I am experiencing very high levels of traffic from your IPs.

207.241.230.103 207.241.232.92 207.241.230.131 207.241.232.90 207.241.232.89

I don't want to blacklist them, but will have no choice if we cannot find a resolution

Time: Fri Jun 16 09:56:01 2023 +1200 1 Min Load Avg: 37.34 5 Min Load Avg: 12.08 15 Min Load Avg: 5.72 Running/Total Processes: 46/402

Other people are reporting you as malicious.

https://www.abuseipdb.com/check/207.241.232.90 https://www.abuseipdb.com/check/207.241.230.131 https://www.abuseipdb.com/check/207.241.230.103 https://www.abuseipdb.com/check/207.241.232.92 https://www.abuseipdb.com/check/207.241.232.89

Your developers need to sort this out.

anjackson commented 1 year ago

Please contact the Internet Archive directly, as this site is used for collaborative development, and they may miss complaints raised here.

See https://archive.org/about/contact.php or contact info@archive.org

solaceten commented 1 year ago

I already contacted them directly and they have not replied in many weeks.

solaceten commented 1 year ago

This is the last response I got... Each follow up I send receives nothing.

Support ID 827830

May 10, 2023, 17:23 PDT I am a server administrator. I have been finding that the web crawler for archive.org has been crawling websites on our servers at a very overwhelming rate - causing servers to become unstable and have very high server load.

I am wondering if your crawler has a robots.txt or equivalent code that will allow us to slow down your crawler speed or crawl rate (similar to the google search engine speed control mentioned here )

Thank you for your assistance. Sol

===

Patron Services Yellow (Internet Archive) Internet Archive support@archivesupport.zendesk.com May 17, 2023, 19:50 PDT

I am very sorry! Can you please tell me which server(s) this is effecting? I will see what we can do. Thanks!

Mark Graham, Director, the Wayback Machine at the Internet Archive

==

Thank you for your reply.

Actually we have many servers and have noticed it across multiple sites.
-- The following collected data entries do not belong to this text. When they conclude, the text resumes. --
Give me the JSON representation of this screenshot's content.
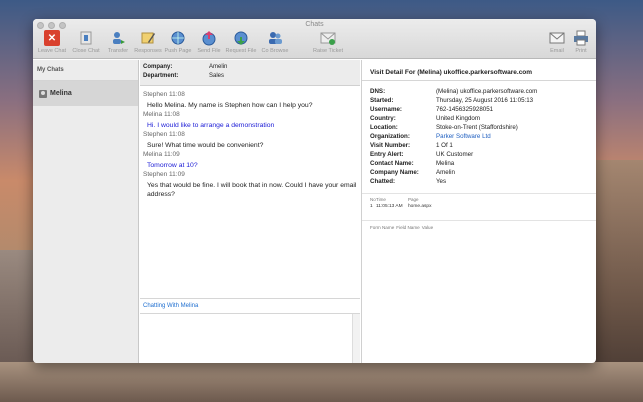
{
  "window": {
    "title": "Chats"
  },
  "toolbar": {
    "leave_chat": "Leave Chat",
    "close_chat": "Close Chat",
    "transfer": "Transfer",
    "responses": "Responses",
    "push_page": "Push Page",
    "send_file": "Send File",
    "request_file": "Request File",
    "co_browse": "Co Browse",
    "raise_ticket": "Raise Ticket",
    "email": "Email",
    "print": "Print"
  },
  "sidebar": {
    "header": "My Chats",
    "items": [
      {
        "label": "Melina"
      }
    ]
  },
  "chat": {
    "company_label": "Company:",
    "company_value": "Amelin",
    "department_label": "Department:",
    "department_value": "Sales",
    "messages": [
      {
        "meta": "Stephen 11:08",
        "text": "Hello Melina. My name is Stephen how can I help you?"
      },
      {
        "meta": "Melina 11:08",
        "text": "Hi. I would like to arrange a demonstration"
      },
      {
        "meta": "Stephen 11:08",
        "text": "Sure! What time would be convenient?"
      },
      {
        "meta": "Melina 11:09",
        "text": "Tomorrow at 10?"
      },
      {
        "meta": "Stephen 11:09",
        "text": "Yes that would be fine. I will book that in now. Could I have your email address?"
      }
    ],
    "chatting_with": "Chatting With Melina"
  },
  "detail": {
    "title": "Visit Detail For (Melina) ukoffice.parkersoftware.com",
    "rows": [
      {
        "k": "DNS:",
        "v": "(Melina) ukoffice.parkersoftware.com"
      },
      {
        "k": "Started:",
        "v": "Thursday, 25 August 2016 11:05:13"
      },
      {
        "k": "Username:",
        "v": "762-1456325928051"
      },
      {
        "k": "Country:",
        "v": "United Kingdom"
      },
      {
        "k": "Location:",
        "v": "Stoke-on-Trent (Staffordshire)"
      },
      {
        "k": "Organization:",
        "v": "Parker Software Ltd"
      },
      {
        "k": "Visit Number:",
        "v": "1 Of 1"
      },
      {
        "k": "Entry Alert:",
        "v": "UK Customer"
      },
      {
        "k": "Contact Name:",
        "v": "Melina"
      },
      {
        "k": "Company Name:",
        "v": "Amelin"
      },
      {
        "k": "Chatted:",
        "v": "Yes"
      }
    ],
    "visits_header": {
      "no": "No",
      "time": "Time",
      "page": "Page"
    },
    "visits": [
      {
        "no": "1",
        "time": "11:05:13 AM",
        "page": "home.aspx"
      }
    ],
    "form_header": {
      "name": "Form Name",
      "field": "Field Name",
      "value": "Value"
    }
  },
  "colors": {
    "leave_chat": "#d9412e",
    "link_blue": "#1f5fc0",
    "melina_text": "#1a1ad6"
  }
}
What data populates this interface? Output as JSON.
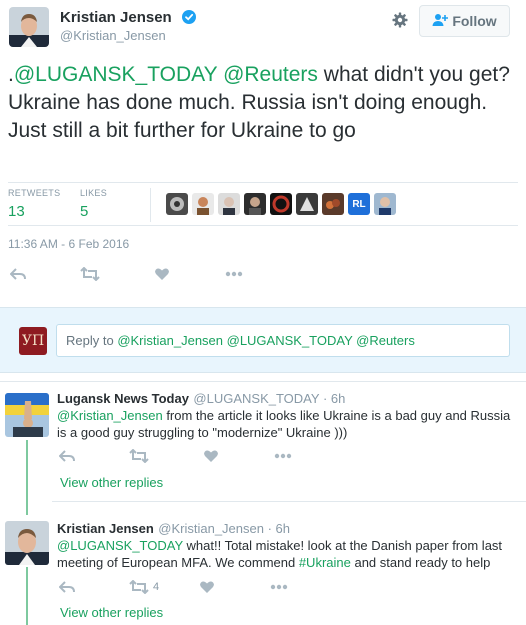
{
  "tweet": {
    "author_name": "Kristian Jensen",
    "author_handle": "@Kristian_Jensen",
    "follow_label": "Follow",
    "text_prefix": ".",
    "mention1": "@LUGANSK_TODAY",
    "mention2": "@Reuters",
    "text_body": " what didn't you get? Ukraine has done much. Russia isn't doing enough. Just still a bit further for Ukraine to go",
    "retweets_label": "RETWEETS",
    "retweets_count": "13",
    "likes_label": "LIKES",
    "likes_count": "5",
    "timestamp": "11:36 AM - 6 Feb 2016",
    "liker_avatar_badge": "RL"
  },
  "reply_composer": {
    "avatar_text": "УП",
    "prefix": "Reply to ",
    "mentions": "@Kristian_Jensen @LUGANSK_TODAY @Reuters"
  },
  "replies": [
    {
      "name": "Lugansk News Today",
      "handle": "@LUGANSK_TODAY",
      "time": "6h",
      "mention": "@Kristian_Jensen",
      "text": " from the article it looks like Ukraine is a bad guy and Russia is a good guy struggling to \"modernize\" Ukraine )))",
      "view_replies": "View other replies"
    },
    {
      "name": "Kristian Jensen",
      "handle": "@Kristian_Jensen",
      "time": "6h",
      "mention": "@LUGANSK_TODAY",
      "text_a": " what!! Total mistake! look at the Danish paper from last meeting of European MFA. We commend ",
      "hashtag": "#Ukraine",
      "text_b": " and stand ready to help",
      "retweet_count": "4",
      "view_replies": "View other replies"
    }
  ],
  "colors": {
    "accent": "#19a15f",
    "muted": "#8899a6",
    "text": "#292f33",
    "verified": "#1da1f2",
    "composer_bg": "#e8f5fd"
  },
  "icons": [
    "verified-icon",
    "gear-icon",
    "follow-person-icon",
    "reply-icon",
    "retweet-icon",
    "like-icon",
    "more-icon"
  ]
}
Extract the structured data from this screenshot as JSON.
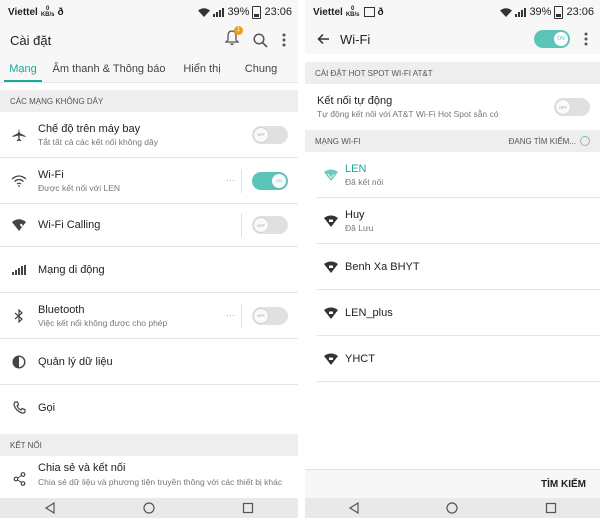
{
  "left": {
    "status": {
      "carrier": "Viettel",
      "speed_value": "0",
      "speed_unit": "KB/s",
      "battery": "39%",
      "time": "23:06"
    },
    "title": "Cài đặt",
    "notification_count": "1",
    "tabs": [
      {
        "label": "Mạng",
        "active": true
      },
      {
        "label": "Âm thanh & Thông báo",
        "active": false
      },
      {
        "label": "Hiển thị",
        "active": false
      },
      {
        "label": "Chung",
        "active": false
      }
    ],
    "section_wireless": "CÁC MẠNG KHÔNG DÂY",
    "items": {
      "airplane": {
        "title": "Chế độ trên máy bay",
        "subtitle": "Tắt tất cả các kết nối không dây",
        "toggle": "OFF"
      },
      "wifi": {
        "title": "Wi-Fi",
        "subtitle": "Được kết nối với LEN",
        "toggle": "ON"
      },
      "wifi_calling": {
        "title": "Wi-Fi Calling",
        "toggle": "OFF"
      },
      "mobile": {
        "title": "Mạng di động"
      },
      "bluetooth": {
        "title": "Bluetooth",
        "subtitle": "Việc kết nối không được cho phép",
        "toggle": "OFF"
      },
      "data": {
        "title": "Quản lý dữ liệu"
      },
      "call": {
        "title": "Gọi"
      }
    },
    "section_connect": "KẾT NỐI",
    "share": {
      "title": "Chia sẻ và kết nối",
      "subtitle": "Chia sẻ dữ liệu và phương tiện truyền thông với các thiết bị khác"
    }
  },
  "right": {
    "status": {
      "carrier": "Viettel",
      "speed_value": "0",
      "speed_unit": "KB/s",
      "battery": "39%",
      "time": "23:06"
    },
    "title": "Wi-Fi",
    "main_switch": "ON",
    "section_hotspot": "CÀI ĐẶT HOT SPOT WI-FI AT&T",
    "auto_connect": {
      "title": "Kết nối tự động",
      "subtitle": "Tự động kết nối với AT&T Wi-Fi Hot Spot sẵn có",
      "toggle": "OFF"
    },
    "section_networks": "MẠNG WI-FI",
    "searching": "ĐANG TÌM KIẾM...",
    "networks": [
      {
        "name": "LEN",
        "status": "Đã kết nối"
      },
      {
        "name": "Huy",
        "status": "Đã Lưu"
      },
      {
        "name": "Benh Xa BHYT",
        "status": ""
      },
      {
        "name": "LEN_plus",
        "status": ""
      },
      {
        "name": "YHCT",
        "status": ""
      }
    ],
    "search_button": "TÌM KIẾM"
  },
  "colors": {
    "accent": "#1aa89a",
    "toggle_on": "#5ac4b8",
    "section_bg": "#eeeeee",
    "notification": "#f39c12"
  }
}
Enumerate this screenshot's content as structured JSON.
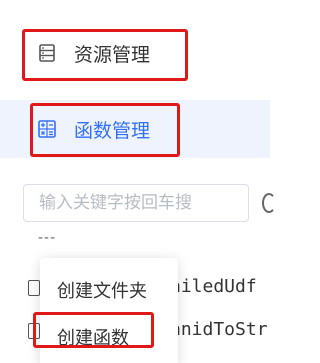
{
  "nav": {
    "resources": {
      "label": "资源管理",
      "icon": "list-doc-icon"
    },
    "functions": {
      "label": "函数管理",
      "icon": "function-calc-icon",
      "active": true
    }
  },
  "search": {
    "placeholder": "输入关键字按回车搜"
  },
  "tree": {
    "ellipsis": "---",
    "rows": [
      {
        "label": "ailedUdf"
      },
      {
        "label": "anidToStr"
      }
    ]
  },
  "context_menu": {
    "items": [
      {
        "label": "创建文件夹"
      },
      {
        "label": "创建函数"
      }
    ]
  },
  "colors": {
    "accent": "#3370ff",
    "active_bg": "#eef3fd",
    "highlight": "#e11818"
  }
}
Is there a robots.txt or equivalent code that will allow us to slow down your crawler speed or crawl rate (similar to the google search engine speed control mentioned here )

Thanks

====

Patron Services Yellow (Internet Archive) Internet Archive support@archivesupport.zendesk.com May 17, 2023, 21:27 PDT

No... I am very sorry but we don't support that. I wish we did!  Mark Graham, Director, the Wayback Machine at the Internet Archive Patron Services Yellow 

====

May 18, 2023, 4:31 PM Hmmm well that's a bit of a concern.

OK we will have to develop a way to target your crawler and refuse connections after x amount of requests within x amount of time.

Do you have a list of crawler IP addresses or Host Name, User Agent or ASN numbers that your system uses?

Thanks

===

May 18, 2023, 4:31 PM

Further to my previous messages... here is an example of your misbehaving BOT - trying to access plugin files ?

IP:
207.241.230.103 207.241.232.92 207.241.230.131 207.241.232.89

===

June 16, 2023, 4:31 PM Hello again

I did not get any update or reply from you.

I am still experiencing very high levels of traffic from your IPs.

207.241.230.103 207.241.232.92 207.241.230.131 207.241.232.90 207.241.232.89

I don't want to blacklist them, but will have no choice if we cannot find a resolution

Time: Fri Jun 16 09:56:01 2023 +1200 1 Min Load Avg: 37.34

====

June 27, 2023, 10"03 AM I still have not received any response.

====

June 27, 2023, 10"03 AM I still have not received any response.

anjackson commented 1 year ago

Just to be clear: I don't work for the Internet Archive.

However, I do know they archive many thousands of sites every day. It is unlikely that they can track down any errant behaviour without more information from you. As they said:

Can you please tell me which server(s) this is effecting?

FWIW, in my experience, the most helpful thing is to have a snippet of your server logs that includes the hosts, URLs, user agents etc.

Failing that, I suggest you look at configuring your web server to use IP-based rate limiting, to keep the volume of requests at a level you are comfortable with.

solaceten commented 1 year ago

OK thanks. I did email them with lots of server logs - I just snipped it above for brevity.....

They are extremely poor at responding. I suspect this is simply too hard for them.

We already have rate based limiting and that works fine, but it is a poor show when service providers are attacking servers. So I reached out to them for two reasons 1) to ask if they knew it was happening and 2) to see if they could slow it down....

Fail on both counts.....